Ondanks de onzekerheden die Crow toegeeft plaag haar opnamesessies, krijgt ze nog steeds een kick van het spelen live. “Ik hou van de communicatie die plaatsvindt wanneer je voor mensen speelt,” vertelde ze Elizabeth Weitzman van Interview. “Wanneer je naar buiten gaat en speelt en het liedje de mensen bereikt, valt al het andere gewoon weg – de tijdschriftartikelen, de productie.

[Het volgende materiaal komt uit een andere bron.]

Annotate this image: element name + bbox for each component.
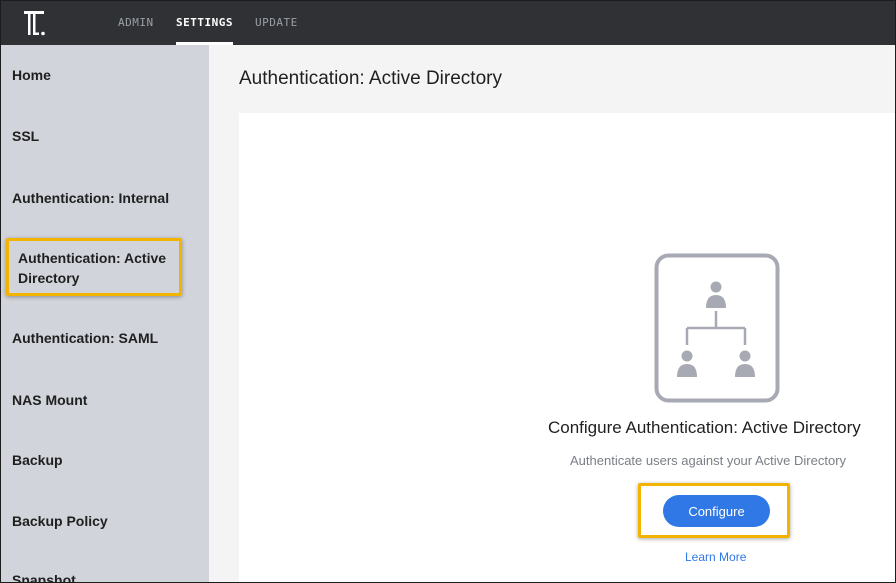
sidebar-item-authentication-active-directory[interactable]: Authentication: Active Directory [18, 248, 173, 288]
tab-admin[interactable]: ADMIN [118, 16, 154, 29]
content-card [239, 113, 895, 582]
sidebar-item-snapshot[interactable]: Snapshot [12, 570, 202, 582]
learn-more-link[interactable]: Learn More [685, 550, 746, 564]
sidebar-item-backup[interactable]: Backup [12, 450, 202, 470]
sidebar-item-authentication-saml[interactable]: Authentication: SAML [12, 328, 202, 348]
page-title: Authentication: Active Directory [239, 68, 502, 89]
sidebar: Home SSL Authentication: Internal Authen… [1, 45, 209, 582]
sidebar-item-ssl[interactable]: SSL [12, 126, 202, 146]
configure-title: Configure Authentication: Active Directo… [548, 418, 861, 437]
tab-update[interactable]: UPDATE [255, 16, 298, 29]
configure-button[interactable]: Configure [663, 495, 770, 527]
sidebar-item-backup-policy[interactable]: Backup Policy [12, 511, 202, 531]
top-nav-bar: ADMIN SETTINGS UPDATE [1, 1, 895, 45]
sidebar-item-nas-mount[interactable]: NAS Mount [12, 390, 202, 410]
app-window: ADMIN SETTINGS UPDATE Home SSL Authentic… [0, 0, 896, 583]
sidebar-item-home[interactable]: Home [12, 65, 202, 85]
org-hierarchy-icon [654, 253, 780, 403]
configure-subtitle: Authenticate users against your Active D… [570, 453, 847, 468]
sidebar-item-authentication-internal[interactable]: Authentication: Internal [12, 188, 202, 208]
t-logo-icon[interactable] [23, 10, 49, 38]
tab-settings[interactable]: SETTINGS [176, 16, 233, 29]
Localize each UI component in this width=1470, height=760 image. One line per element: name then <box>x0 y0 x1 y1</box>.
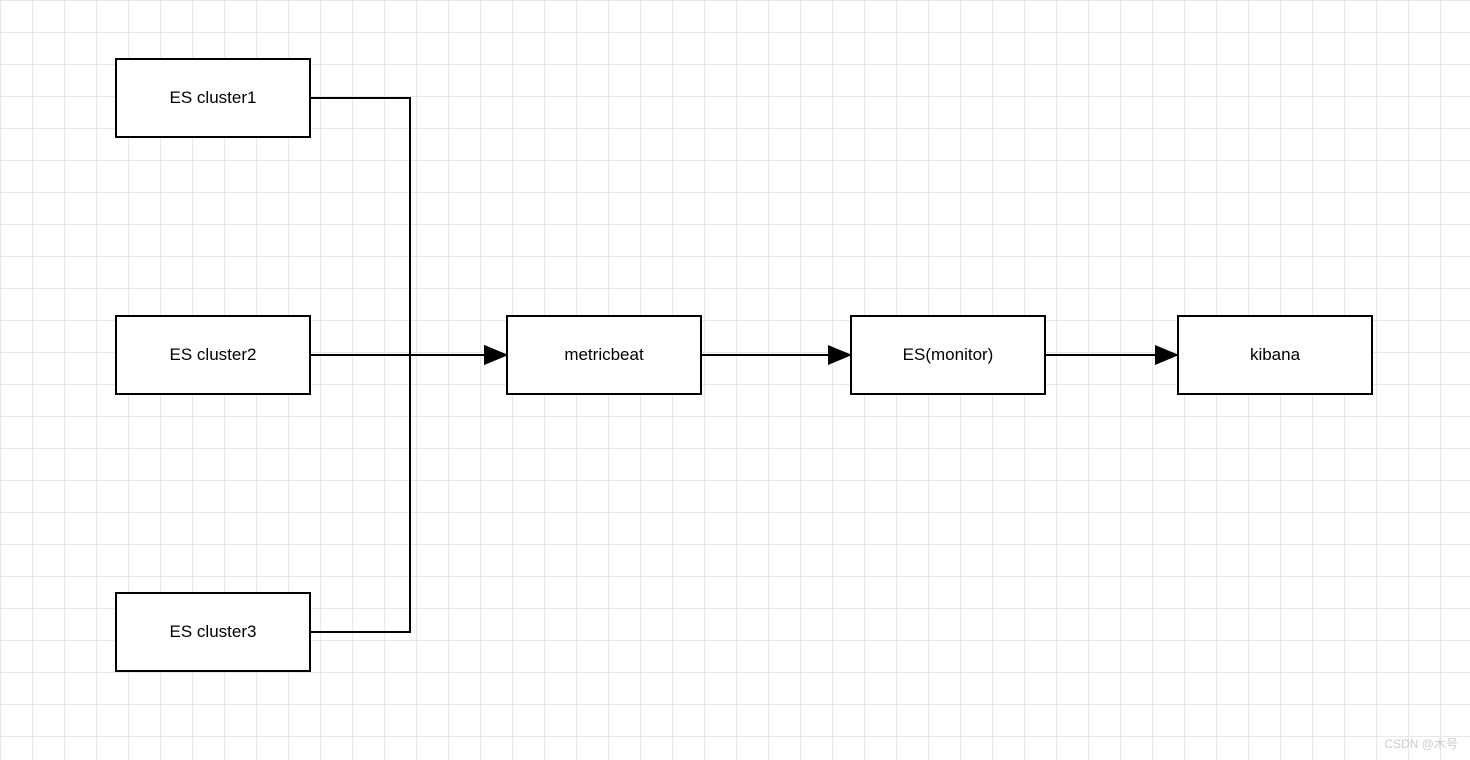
node-es-cluster1: ES cluster1 <box>115 58 311 138</box>
node-kibana: kibana <box>1177 315 1373 395</box>
node-label: ES cluster1 <box>170 88 257 108</box>
node-label: ES(monitor) <box>903 345 994 365</box>
node-metricbeat: metricbeat <box>506 315 702 395</box>
node-es-cluster2: ES cluster2 <box>115 315 311 395</box>
watermark: CSDN @木号 <box>1384 735 1458 752</box>
node-es-monitor: ES(monitor) <box>850 315 1046 395</box>
node-es-cluster3: ES cluster3 <box>115 592 311 672</box>
node-label: ES cluster2 <box>170 345 257 365</box>
node-label: metricbeat <box>564 345 643 365</box>
node-label: kibana <box>1250 345 1300 365</box>
node-label: ES cluster3 <box>170 622 257 642</box>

Het is dat moment dat de realiteit is.”

door Carol Brennan

Sheryl Crow’s carrière

Speelde in bands in Kennett-gebied in de late jaren 1970, begin jaren 1980; speelde in een Columbia, Missouri-gebaseerde band genaamd Cashmere; verhuisde naar Los Angeles, ca. 1986; deed mee aan Michael Jacksons Bad tournee als achtergrondzangeres, 1987-89; zong als achtergrondzangeres voor Don Henley, Rod Stewart, 1989; tekende bij A&M Records, 1991; bracht debuutalbum A&M uit, Tuesday Night Music Club, 1993; trad op tijdens de USO-tournee in 1995 voor de Amerikaanse troepen die in Bosnië gelegerd waren; bracht Sheryl Crow uit, 1996; bracht The Globe Sessions uit, 1998; maakte filmdebuut in The Minus Man, 1999; bracht C’mon, C’mon uit, 2002.

Sheryl Crow’s Awards

Grammy Awards, Best Female Pop Vocal Performance voor “All I Wanna Do,” New Artist, en Record of the Year voor “All I Wanna Do,” 1994; Grammy Awards, Best Rock Album voor Sheryl Crowand Best Female Rock Vocal Performance voor “If It Makes You Happy,” 1996; Grammy Award, Beste Rock Album voor The Globe Sessions, 1998; Grammy Award, Beste Vrouwelijke Rock Vocal Performance voor “Sweet Child O’ Mine,” 1999; Grammy Award, Beste Vrouwelijke Rock Vocal Performance voor “There Goes the Neighborhood,” 2000; Grammy Award, Beste Vrouwelijke Rock Vocal Performance voor “Steve McQueen,” 2002.

Bekende werken

  • Selected discography
  • Tuesday Night Music Club , A&M, 1993.
  • Sheryl Crow , A&M, 1996.
  • The Globe Sessions , A&M, 1998.
  • Sheryl Crow and Friends: Live in Central Park , A&M, 1999.
  • C’mon, C’mon , Interscope, 2002.
  • Very Best of Cheryl Crow , A&M, 2003 (tour editie, Universal International, 2004).

Verder lezen

Bronnen

  • Billboard, 29 augustus 1998.
  • Entertainment Weekly, 14 oktober 1994; 24 februari 1995; 27 september 1996; 25 september 1998; 19 april 2002.
  • Esquire, september 2001.
  • Interview, oktober 1998.
  • Knight-Ridder Tribune News Service, 7 april 1994.
  • Newsweek, 24 oktober 1994; 16 september 1996; 15 april 2002.
  • New York Times, 12 maart 1995.
  • People, 29 november 1993; 23 september 1996.
  • Playboy, februari 1995.
  • Rolling Stone, 15 december 1994; 3 oktober 1996; 14 november 1996.
  • Stereo Review, november 1993.
  • Time, 13 maart 1995; 22 april 2002.
  • Wall Street Journal, 11 september 1996.

Geef een antwoord

Het e-mailadres wordt niet gepubliceerd.